Mortgage Rates Finally Rise

Last week things finally started looking up for the US economy. Investors have started becoming less pessimistic about the debt crisis in Europe, and it seems that confidence in the market is regaining. This led to the rise of mortgage rates this week, and hopefully for the sake of the economy, the trend will keep going up.

Mortgage Rates Last Week

The benchmark 30 year fixed mortgage rose as high as 16 basis points last week, going up to 4.37%. Although this is a sharp rise and has been the best improvement for about 2 months, this rate still registers among the historic lows.

The benchmark 15 year fixed mortgage also followed suit with the rise, gaining 13 basis points to 3.59 percent. The 5/1 adjustable mortgage rate also rose 15 basis points to 3.26 percent, and jumbo 30 year fixed rates went up to 4.9 percent or 8 basis points.
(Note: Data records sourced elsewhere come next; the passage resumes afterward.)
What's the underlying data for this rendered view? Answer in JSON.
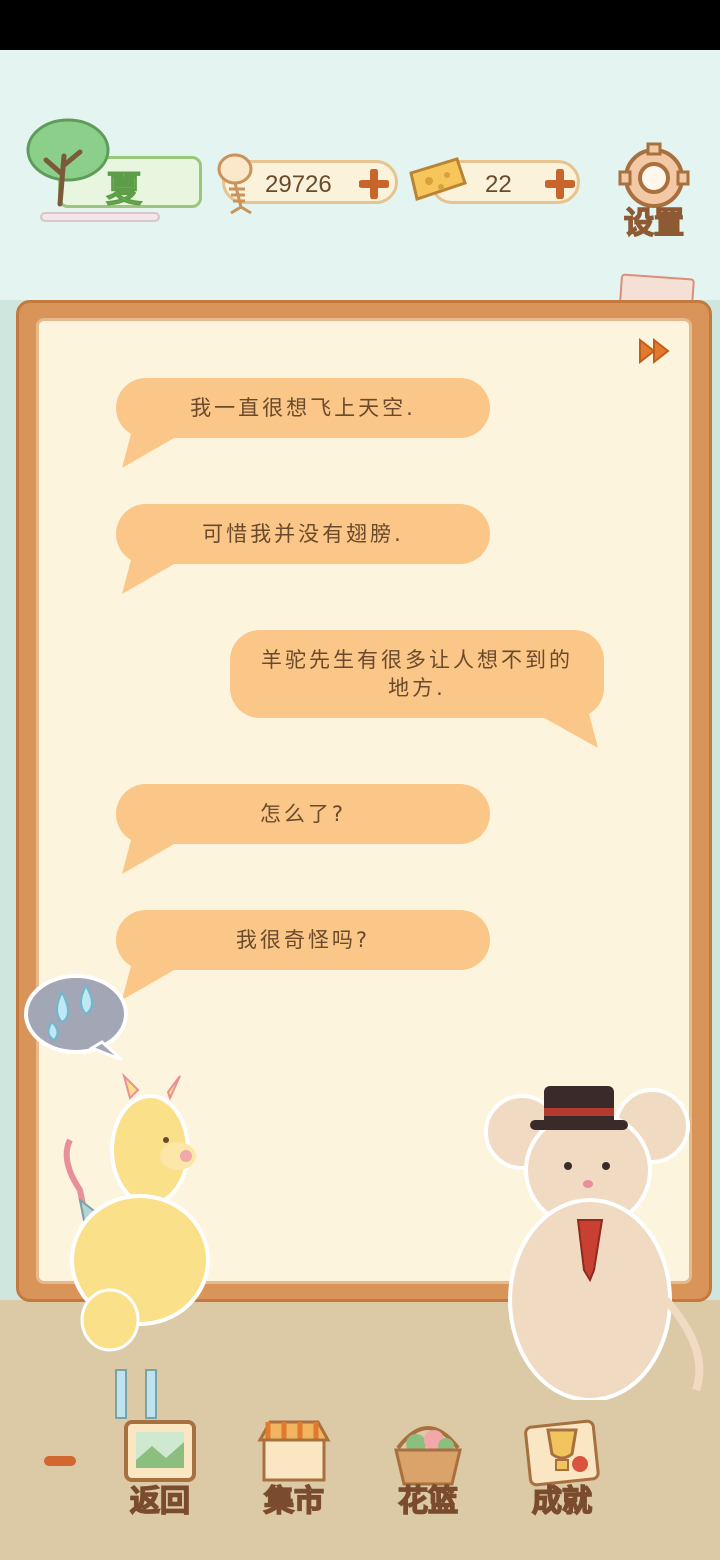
{
  "header": {
    "season_label": "夏",
    "fish_count": "29726",
    "cheese_count": "22",
    "settings_label": "设置"
  },
  "dialog": {
    "lines": [
      {
        "speaker": "left",
        "text": "我一直很想飞上天空."
      },
      {
        "speaker": "left",
        "text": "可惜我并没有翅膀."
      },
      {
        "speaker": "right",
        "text": "羊驼先生有很多让人想不到的地方."
      },
      {
        "speaker": "left",
        "text": "怎么了?"
      },
      {
        "speaker": "left",
        "text": "我很奇怪吗?"
      }
    ]
  },
  "nav": {
    "back_label": "返回",
    "market_label": "集市",
    "basket_label": "花篮",
    "achieve_label": "成就"
  },
  "colors": {
    "bubble": "#fbc788",
    "board": "#d9945a",
    "accent_plus": "#c8652a"
  }
}
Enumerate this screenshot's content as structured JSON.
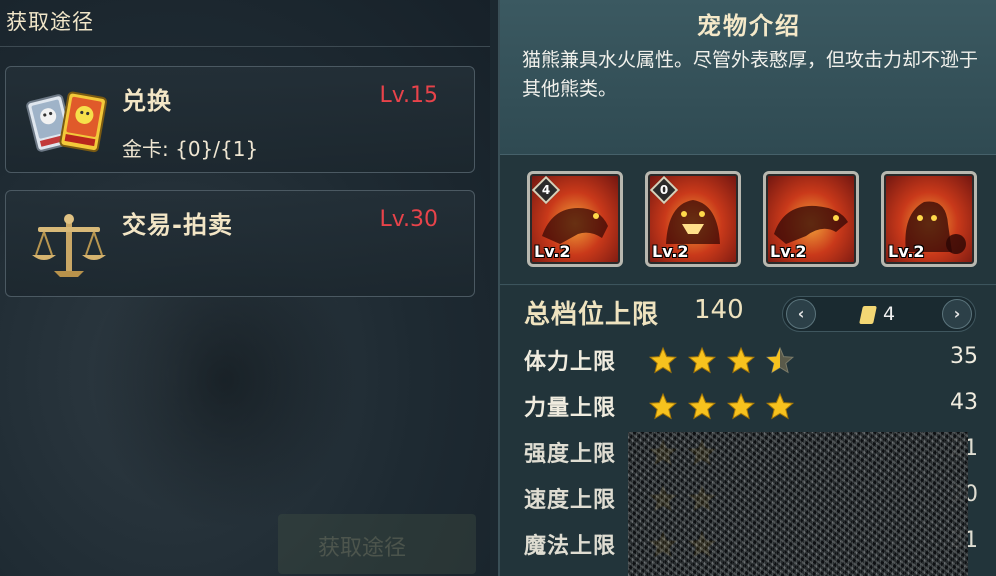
{
  "left": {
    "title": "获取途径",
    "ghost_text": "",
    "sources": [
      {
        "name": "兑换",
        "level": "Lv.15",
        "detail": "金卡: {0}/{1}",
        "icon": "card-exchange-icon"
      },
      {
        "name": "交易-拍卖",
        "level": "Lv.30",
        "detail": "",
        "icon": "balance-scale-icon"
      }
    ],
    "bottom_button": "获取途径"
  },
  "right": {
    "title": "宠物介绍",
    "description": "猫熊兼具水火属性。尽管外表憨厚，但攻击力却不逊于其他熊类。",
    "skills": [
      {
        "badge": "4",
        "level": "Lv.2",
        "icon": "fire-bear-skill-icon"
      },
      {
        "badge": "0",
        "level": "Lv.2",
        "icon": "fire-roar-skill-icon"
      },
      {
        "badge": "",
        "level": "Lv.2",
        "icon": "fire-charge-skill-icon"
      },
      {
        "badge": "",
        "level": "Lv.2",
        "icon": "flame-guard-skill-icon"
      }
    ],
    "cap": {
      "label": "总档位上限",
      "value": "140"
    },
    "pager": {
      "count": "4",
      "prev": "‹",
      "next": "›"
    },
    "stats": [
      {
        "name": "体力上限",
        "stars": 3.5,
        "value": "35"
      },
      {
        "name": "力量上限",
        "stars": 4,
        "value": "43"
      },
      {
        "name": "强度上限",
        "stars": 2,
        "value": "21"
      },
      {
        "name": "速度上限",
        "stars": 2,
        "value": "20"
      },
      {
        "name": "魔法上限",
        "stars": 2,
        "value": "21"
      }
    ],
    "colors": {
      "level_red": "#e8434a",
      "star_gold": "#f7c21e"
    }
  }
}
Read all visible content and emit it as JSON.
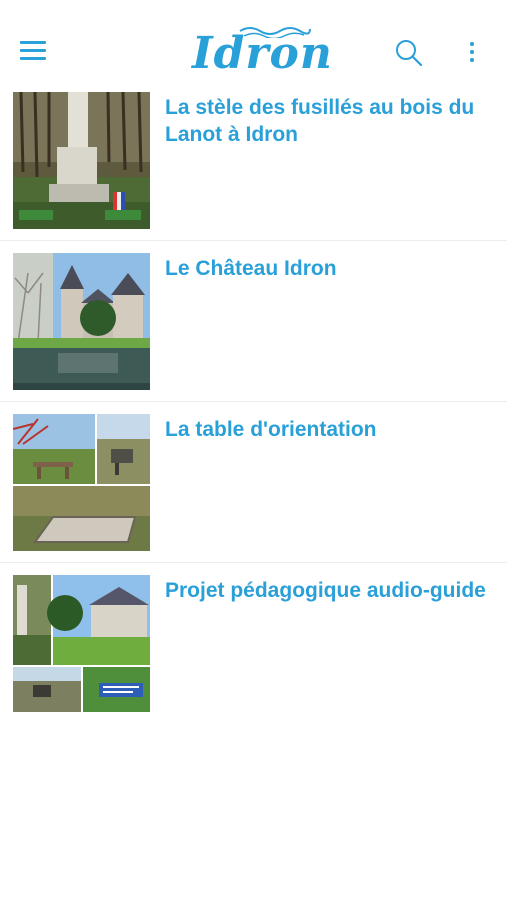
{
  "header": {
    "logo_text": "Idron",
    "menu_icon": "hamburger-menu-icon",
    "search_icon": "search-icon",
    "more_icon": "more-vertical-icon"
  },
  "colors": {
    "accent": "#2aa0d8",
    "background": "#ffffff",
    "divider": "#ececec"
  },
  "items": [
    {
      "title": "La stèle des fusillés au bois du Lanot à Idron"
    },
    {
      "title": "Le Château Idron"
    },
    {
      "title": "La table d'orientation"
    },
    {
      "title": "Projet pédagogique audio-guide"
    }
  ]
}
Again, the 30 year fixed mortgage rise is the highest we’ve seen since August 31st when the rate was also at 4.37 percent. But this still falls short since one year ago, the rate was at 4.47 percent.

Mortgage Rate Predictions This Week

Despite the sharp spike of mortgage rates last week, only 27% of financial analysts predict that the rates will continue to go up. Their reason for the continued rise is the growing loan demand and the hope of improvement of the economic situation in Europe. However, 55% of analysts say that the rates will be going down because despite the hope that Europe will find a solution to their debt problem, there is still no concrete plan or evidence to back up this claim.
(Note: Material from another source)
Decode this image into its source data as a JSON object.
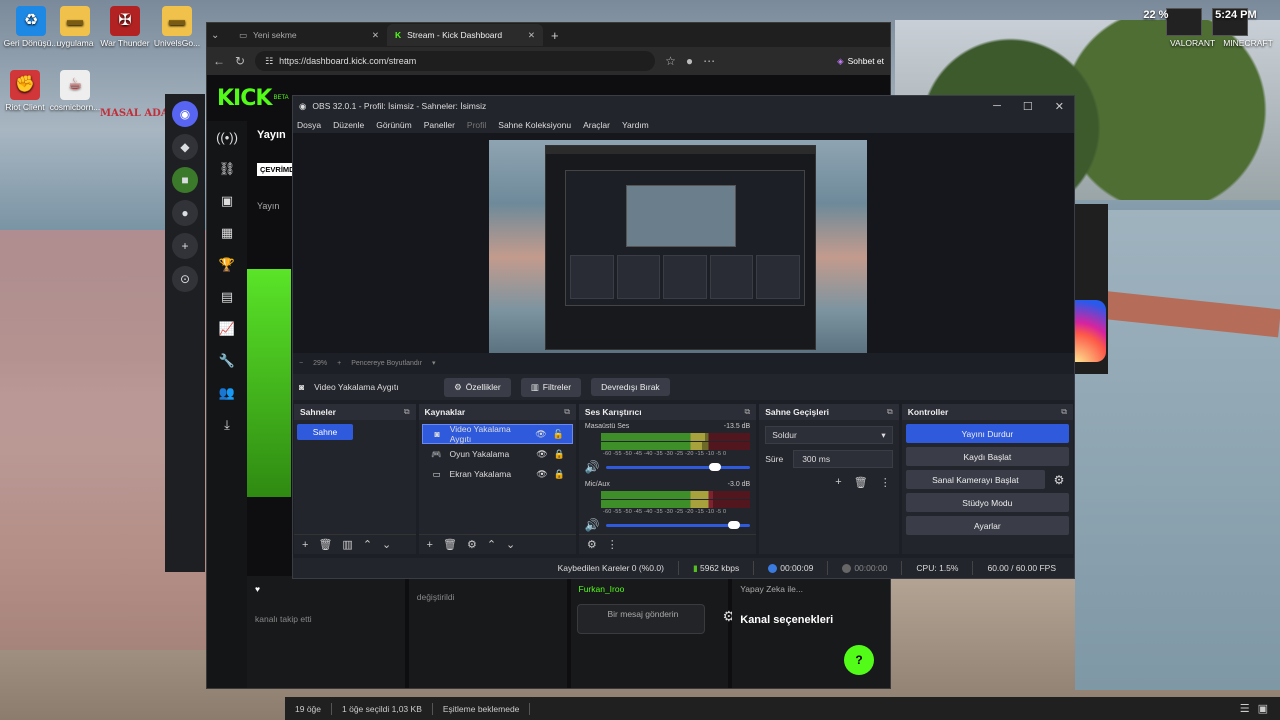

What This Means for Refinancers

Despite the sudden climb of interest rates for mortgages, many analysts say that the rates are unlikely to rise during the next few weeks. For those who are looking to refinance their home and who are still in the process of applying, analysts are saying that there’s no need to lose sleep over the potential rise of rates next week. However, this smorgasbord of low rates have been dangling in our faces for more than two months now, and despite the majority vote that rates will not go any higher, it is best to lock in that rate while it is still in historic lows. Even in the stock market, nobody can really predict when rates will hit rock bottom, so the best thing to do is be satisfied with the fact that the rate you lock in now has been one of the lowest in the past 50 years.